Khaled Al-Ostath | 14-06-2016
The room could belong to a child anywhere in the world: Spiderman posters and Tom and Jerry stickers on the walls, a red carpet, a dresser. Outwardly, Hesham appears quite normal, too. He is sitting on a mat on the floor, watching Mr. Bean on TV with friends. When the program is over, the boys head out to play football [soccer].
But what’s different about this boy is that his room is one of 10 with six beds each and no parents live in the home, only “caregivers.” Hesham lives in the Al-Amal Institute for Orphans in Gaza City.
The orphanage, which takes in children ranging in age from 6 to 18, was established more than six decades ago. It remains the only home for orphans in Gaza City and therefore only has room for the neediest children. In the aftermath of the 2014 Israeli assault on Gaza, the number of orphans living at the institute doubled to approximately 145.
In the summer of 2015, I read in the news about organizations that conduct activities for the children in the orphanage, to bring them some fun and happiness. I thought to myself, “Why should I sit at home without helping them too, as much as I can?” So I made an appointment to visit Al-Amal and determine what I could do to help.
The orphanage administrator, Rewayda Kassab, arranged for me to meet with 12 boys between 6 and 10 years old. I brought them some snacks, coloring books and stories to read, and we sat together on the floor for two hours, talking. They eagerly listened to the stories I read in Arabic and then in English. We also talked about how English is important to the world as a sort of “universal language,” and how it is especially beneficial for the people of Gaza to learn. “It’s important,” I said, “because a person who is fluent in English has greater career opportunities, can travel more easily, and communicate with people from different cultures and countries.”
Yet these children knew nothing in English; they couldn’t even write their names.

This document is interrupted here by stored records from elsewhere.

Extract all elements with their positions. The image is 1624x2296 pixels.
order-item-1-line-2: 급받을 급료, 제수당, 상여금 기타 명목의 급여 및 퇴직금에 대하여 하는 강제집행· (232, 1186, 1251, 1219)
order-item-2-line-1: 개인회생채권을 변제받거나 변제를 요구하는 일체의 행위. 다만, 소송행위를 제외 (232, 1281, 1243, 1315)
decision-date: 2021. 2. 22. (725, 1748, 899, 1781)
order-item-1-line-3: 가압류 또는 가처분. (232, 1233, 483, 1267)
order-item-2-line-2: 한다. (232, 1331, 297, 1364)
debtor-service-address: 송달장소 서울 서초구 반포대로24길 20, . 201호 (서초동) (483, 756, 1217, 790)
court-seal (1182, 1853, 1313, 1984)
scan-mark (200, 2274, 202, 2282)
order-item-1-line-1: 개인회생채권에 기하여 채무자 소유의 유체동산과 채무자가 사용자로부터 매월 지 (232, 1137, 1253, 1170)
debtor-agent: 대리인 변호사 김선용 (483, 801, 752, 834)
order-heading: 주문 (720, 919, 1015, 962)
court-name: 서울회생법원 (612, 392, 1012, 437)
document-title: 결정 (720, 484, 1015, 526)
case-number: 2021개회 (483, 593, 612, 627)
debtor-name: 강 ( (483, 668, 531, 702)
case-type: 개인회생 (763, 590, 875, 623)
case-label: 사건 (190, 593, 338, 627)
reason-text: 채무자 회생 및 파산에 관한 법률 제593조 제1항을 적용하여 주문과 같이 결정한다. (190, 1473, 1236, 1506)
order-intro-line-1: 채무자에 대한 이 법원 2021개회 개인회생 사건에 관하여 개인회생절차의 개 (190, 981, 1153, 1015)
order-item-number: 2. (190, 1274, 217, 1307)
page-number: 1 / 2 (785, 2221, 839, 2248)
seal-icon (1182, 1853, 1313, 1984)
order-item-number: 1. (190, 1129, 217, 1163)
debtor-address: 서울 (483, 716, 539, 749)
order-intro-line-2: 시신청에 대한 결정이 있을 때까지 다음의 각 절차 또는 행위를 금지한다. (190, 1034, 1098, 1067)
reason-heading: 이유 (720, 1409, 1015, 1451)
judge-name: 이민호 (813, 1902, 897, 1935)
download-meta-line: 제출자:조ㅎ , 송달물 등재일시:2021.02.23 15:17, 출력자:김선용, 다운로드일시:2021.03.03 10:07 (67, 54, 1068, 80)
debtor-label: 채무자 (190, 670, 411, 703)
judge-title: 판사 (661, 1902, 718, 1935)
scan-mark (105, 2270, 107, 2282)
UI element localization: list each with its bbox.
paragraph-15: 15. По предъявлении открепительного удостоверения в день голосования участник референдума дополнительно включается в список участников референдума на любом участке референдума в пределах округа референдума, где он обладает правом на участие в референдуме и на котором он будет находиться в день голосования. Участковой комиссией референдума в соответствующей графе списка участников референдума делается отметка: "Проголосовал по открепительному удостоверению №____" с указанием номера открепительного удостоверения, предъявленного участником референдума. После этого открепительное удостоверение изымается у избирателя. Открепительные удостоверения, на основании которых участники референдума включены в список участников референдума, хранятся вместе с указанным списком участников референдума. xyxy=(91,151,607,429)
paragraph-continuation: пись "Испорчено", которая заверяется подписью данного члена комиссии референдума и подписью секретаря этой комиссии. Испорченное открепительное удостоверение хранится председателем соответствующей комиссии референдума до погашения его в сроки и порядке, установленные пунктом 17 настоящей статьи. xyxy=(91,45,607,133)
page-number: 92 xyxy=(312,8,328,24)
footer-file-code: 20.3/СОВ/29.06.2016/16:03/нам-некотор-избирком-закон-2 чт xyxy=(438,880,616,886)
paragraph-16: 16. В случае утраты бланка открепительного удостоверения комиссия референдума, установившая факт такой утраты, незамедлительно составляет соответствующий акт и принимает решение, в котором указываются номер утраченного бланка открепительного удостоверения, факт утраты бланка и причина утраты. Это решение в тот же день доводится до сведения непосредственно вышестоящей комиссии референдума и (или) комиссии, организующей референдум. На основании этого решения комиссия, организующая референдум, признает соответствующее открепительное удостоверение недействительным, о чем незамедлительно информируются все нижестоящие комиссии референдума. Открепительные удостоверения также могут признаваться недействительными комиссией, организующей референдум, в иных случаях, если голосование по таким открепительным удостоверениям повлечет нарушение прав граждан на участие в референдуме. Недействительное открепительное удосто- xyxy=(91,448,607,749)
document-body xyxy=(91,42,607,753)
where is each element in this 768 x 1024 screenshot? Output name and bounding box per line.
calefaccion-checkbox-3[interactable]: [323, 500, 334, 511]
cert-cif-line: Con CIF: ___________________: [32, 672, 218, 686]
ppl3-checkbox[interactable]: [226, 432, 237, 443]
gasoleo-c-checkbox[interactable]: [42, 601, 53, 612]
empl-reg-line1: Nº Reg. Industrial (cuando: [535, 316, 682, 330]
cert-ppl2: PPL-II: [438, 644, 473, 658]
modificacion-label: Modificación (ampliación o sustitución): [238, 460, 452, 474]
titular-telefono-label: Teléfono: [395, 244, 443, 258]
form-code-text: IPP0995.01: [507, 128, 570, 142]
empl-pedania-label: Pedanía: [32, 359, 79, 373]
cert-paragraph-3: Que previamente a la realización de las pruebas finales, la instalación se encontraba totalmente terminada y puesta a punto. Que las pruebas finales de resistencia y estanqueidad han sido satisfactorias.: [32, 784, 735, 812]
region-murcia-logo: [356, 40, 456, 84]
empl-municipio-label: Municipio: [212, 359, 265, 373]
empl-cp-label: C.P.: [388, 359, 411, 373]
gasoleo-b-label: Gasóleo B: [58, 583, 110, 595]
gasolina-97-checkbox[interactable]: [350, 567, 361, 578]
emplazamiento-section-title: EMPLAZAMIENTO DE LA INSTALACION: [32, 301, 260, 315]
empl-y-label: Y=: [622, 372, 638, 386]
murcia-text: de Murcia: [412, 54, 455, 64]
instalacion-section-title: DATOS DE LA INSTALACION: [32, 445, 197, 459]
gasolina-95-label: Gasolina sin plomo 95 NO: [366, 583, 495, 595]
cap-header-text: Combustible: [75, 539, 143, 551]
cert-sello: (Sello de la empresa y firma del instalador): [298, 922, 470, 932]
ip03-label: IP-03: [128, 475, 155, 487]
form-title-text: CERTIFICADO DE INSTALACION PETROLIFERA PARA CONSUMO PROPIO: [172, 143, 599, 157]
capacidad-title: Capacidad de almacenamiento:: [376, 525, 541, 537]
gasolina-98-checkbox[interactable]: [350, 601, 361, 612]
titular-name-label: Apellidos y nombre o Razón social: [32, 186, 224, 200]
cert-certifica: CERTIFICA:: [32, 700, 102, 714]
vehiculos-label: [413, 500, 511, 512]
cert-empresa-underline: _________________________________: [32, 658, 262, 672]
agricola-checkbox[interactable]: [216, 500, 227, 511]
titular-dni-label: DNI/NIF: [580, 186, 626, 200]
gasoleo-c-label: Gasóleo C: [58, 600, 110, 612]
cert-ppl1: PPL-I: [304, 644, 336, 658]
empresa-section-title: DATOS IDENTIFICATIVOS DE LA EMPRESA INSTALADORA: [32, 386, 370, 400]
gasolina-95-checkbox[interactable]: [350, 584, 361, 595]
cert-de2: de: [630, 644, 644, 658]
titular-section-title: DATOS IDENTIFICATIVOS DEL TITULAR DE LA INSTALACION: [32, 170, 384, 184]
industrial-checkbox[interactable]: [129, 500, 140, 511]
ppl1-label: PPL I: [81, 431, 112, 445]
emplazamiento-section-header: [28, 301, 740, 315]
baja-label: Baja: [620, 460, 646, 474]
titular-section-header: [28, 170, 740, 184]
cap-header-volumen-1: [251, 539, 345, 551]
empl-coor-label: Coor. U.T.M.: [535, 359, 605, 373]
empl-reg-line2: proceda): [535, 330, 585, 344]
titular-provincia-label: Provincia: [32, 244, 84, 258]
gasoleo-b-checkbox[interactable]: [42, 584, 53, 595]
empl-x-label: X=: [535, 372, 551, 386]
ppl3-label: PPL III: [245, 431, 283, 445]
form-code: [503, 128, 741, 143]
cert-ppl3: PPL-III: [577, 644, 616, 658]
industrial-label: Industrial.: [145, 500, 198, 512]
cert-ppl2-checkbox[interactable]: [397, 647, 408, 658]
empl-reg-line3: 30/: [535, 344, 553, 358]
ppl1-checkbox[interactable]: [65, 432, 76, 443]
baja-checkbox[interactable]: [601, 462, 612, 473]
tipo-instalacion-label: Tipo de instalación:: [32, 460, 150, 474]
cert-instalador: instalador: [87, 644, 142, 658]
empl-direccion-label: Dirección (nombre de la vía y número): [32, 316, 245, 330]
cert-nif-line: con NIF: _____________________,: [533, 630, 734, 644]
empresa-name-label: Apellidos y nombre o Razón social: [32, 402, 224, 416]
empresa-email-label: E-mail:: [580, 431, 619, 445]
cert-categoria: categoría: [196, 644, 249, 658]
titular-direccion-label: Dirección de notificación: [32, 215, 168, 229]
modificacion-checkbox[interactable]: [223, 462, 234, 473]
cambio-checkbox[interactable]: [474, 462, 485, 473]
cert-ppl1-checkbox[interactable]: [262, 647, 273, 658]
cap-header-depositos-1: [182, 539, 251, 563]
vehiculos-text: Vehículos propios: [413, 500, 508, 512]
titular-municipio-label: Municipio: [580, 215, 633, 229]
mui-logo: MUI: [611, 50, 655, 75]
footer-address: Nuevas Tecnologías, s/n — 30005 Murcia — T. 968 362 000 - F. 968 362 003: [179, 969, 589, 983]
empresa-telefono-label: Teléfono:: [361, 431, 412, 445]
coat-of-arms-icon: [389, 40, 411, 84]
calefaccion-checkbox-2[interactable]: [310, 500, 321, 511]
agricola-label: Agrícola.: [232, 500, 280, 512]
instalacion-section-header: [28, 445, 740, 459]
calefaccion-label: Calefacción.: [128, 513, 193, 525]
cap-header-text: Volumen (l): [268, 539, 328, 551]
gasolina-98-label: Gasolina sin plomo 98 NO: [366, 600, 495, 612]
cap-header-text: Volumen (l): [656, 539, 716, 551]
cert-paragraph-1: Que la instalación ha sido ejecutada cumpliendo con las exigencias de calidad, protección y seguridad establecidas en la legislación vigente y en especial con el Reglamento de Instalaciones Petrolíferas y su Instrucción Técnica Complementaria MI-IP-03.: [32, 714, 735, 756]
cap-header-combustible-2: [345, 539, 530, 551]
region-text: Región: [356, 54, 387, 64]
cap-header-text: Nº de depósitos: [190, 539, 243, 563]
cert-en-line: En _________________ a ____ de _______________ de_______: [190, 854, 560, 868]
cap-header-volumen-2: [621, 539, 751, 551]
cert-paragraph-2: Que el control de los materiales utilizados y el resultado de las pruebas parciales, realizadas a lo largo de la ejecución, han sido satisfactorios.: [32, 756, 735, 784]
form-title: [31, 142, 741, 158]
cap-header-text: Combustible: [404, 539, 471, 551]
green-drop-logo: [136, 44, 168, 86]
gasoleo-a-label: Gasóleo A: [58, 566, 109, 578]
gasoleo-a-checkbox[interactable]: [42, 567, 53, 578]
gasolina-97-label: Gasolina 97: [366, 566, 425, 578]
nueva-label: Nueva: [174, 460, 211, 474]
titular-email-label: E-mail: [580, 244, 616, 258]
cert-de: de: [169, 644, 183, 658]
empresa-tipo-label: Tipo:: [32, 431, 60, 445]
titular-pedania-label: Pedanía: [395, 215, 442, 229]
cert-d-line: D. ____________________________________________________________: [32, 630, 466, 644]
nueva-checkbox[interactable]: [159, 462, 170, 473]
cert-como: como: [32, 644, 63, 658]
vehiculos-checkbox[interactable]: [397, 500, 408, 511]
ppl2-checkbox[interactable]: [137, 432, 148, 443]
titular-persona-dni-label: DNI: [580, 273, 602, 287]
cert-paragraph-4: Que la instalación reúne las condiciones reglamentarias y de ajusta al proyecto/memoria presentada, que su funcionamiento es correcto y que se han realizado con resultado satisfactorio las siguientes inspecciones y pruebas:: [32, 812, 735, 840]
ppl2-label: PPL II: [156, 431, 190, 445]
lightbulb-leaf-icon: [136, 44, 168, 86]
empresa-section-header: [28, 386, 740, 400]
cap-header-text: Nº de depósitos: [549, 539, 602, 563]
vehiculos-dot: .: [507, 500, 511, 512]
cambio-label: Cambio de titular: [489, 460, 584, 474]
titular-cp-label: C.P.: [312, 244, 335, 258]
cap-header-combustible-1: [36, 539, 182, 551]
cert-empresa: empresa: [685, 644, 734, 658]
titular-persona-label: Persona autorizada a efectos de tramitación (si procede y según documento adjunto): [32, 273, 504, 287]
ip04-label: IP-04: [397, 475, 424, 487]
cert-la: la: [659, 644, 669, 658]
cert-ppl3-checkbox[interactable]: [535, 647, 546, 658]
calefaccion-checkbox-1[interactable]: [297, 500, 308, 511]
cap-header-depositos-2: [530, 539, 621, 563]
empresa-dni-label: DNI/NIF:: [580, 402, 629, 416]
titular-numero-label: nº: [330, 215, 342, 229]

I decided to take on the task of teaching them English from the beginning, starting with the alphabet. Youth like me should take the lead in empowering the next generation, I believe. I call my project, “Reading Stars of Gaza,” and in December 2015, I conducted the first official class for 20 children. Wars feed stories of despair but all children need to be fed on hope. My goal is to end the sense of isolation and hopelessness that pervades the lives of these children and instead feed their imaginations with a better future. Children in a war zone have just as much right to “happily-ever-after” stories as all kids worldwide.
“But Mr. Khaled!” Yazaen said. “It will be difficult, boring and complicated for me to understand.” In the beginning, the children thought my class would be tedious and boring, because that is how they had experienced English-learning in school. “Everything’s coming up waters,” I said. “We will have fun and watch Mr. Bean (in English with Arabic subtitles).”
For five months now, I have been meeting my students three days a week, for one and a half hours each time. We do games with the alphabet, such as drawing the letters and coloring them. I read short stories out loud as well. In a recent class, for example, I read a Tom and Jerry story about the cat and the mouse.
Based in part on my activities for “Reading Stars of Gaza,” I was accepted as an intern for the summer 2016 program of New Story Leadership. This program brings young adults from Palestine and Israel to Washington, D.C., to develop peace-making projects.
“When I become an adult, I want to be a doctor,” Hesham recently told me. Hearing such statements of hope, from a child who once had none, in a language that Americans understand, is what motivates me to keep on going, despite all of the obstacles I face myself.